Write the expression for the rate of coefficient performance of a heat pump.

  ${\text{COP}}_{\text{HP}}=\frac{{\dot{Q}}_H}{{\dot{W}}_{\text{net,in}}}$

  $\begin{array}{c}\text{COP}=\frac{3.163\text{kW}}{1.2\text{kW}}\\ =2.6359\\ \cong 2.64\end{array}$

Thus, the COP of the heat pump is $\underset{\_}{\text{2}\text{.64}}$.

(b)

To determine

The rate of heat absorbed from the outside air.

Explanation of Solution

Write the expression for the rate of conversation of energy principle for refrigerant 134a.
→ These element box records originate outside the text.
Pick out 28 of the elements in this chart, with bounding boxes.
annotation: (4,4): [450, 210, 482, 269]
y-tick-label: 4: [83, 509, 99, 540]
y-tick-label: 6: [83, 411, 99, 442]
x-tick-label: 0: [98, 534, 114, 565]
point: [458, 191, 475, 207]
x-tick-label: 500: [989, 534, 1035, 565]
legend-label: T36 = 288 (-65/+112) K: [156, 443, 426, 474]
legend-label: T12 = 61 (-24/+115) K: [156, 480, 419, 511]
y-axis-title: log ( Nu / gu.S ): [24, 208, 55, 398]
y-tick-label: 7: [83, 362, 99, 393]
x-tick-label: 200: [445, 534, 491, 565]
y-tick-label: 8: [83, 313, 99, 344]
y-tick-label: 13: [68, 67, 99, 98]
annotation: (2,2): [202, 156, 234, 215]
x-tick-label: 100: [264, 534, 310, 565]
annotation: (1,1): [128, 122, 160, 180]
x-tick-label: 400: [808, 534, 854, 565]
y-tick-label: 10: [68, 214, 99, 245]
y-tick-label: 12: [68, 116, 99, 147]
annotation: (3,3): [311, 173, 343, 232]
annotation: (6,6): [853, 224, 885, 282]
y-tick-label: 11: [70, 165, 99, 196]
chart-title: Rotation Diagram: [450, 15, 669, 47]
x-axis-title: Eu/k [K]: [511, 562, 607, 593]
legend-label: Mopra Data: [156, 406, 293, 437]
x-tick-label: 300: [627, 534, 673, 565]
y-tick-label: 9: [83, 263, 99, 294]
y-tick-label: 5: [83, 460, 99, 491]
  $\begin{array}{l}{\dot{W}}_{\text{in}}={\dot{Q}}_H-{\dot{Q}}_L\\ {\dot{Q}}_L={\dot{Q}}_H-{\dot{W}}_{\text{in}}\end{array}$

  $\begin{array}{c}{\dot{Q}}_L=\left(3.163-1.2\right)\text{kW}\\ \text{=1}\text{.96}\text{kW}\end{array}$

Thus, the rate of heat absorbed from the outside air is $\underset{\_}{1.96\text{kW}}$.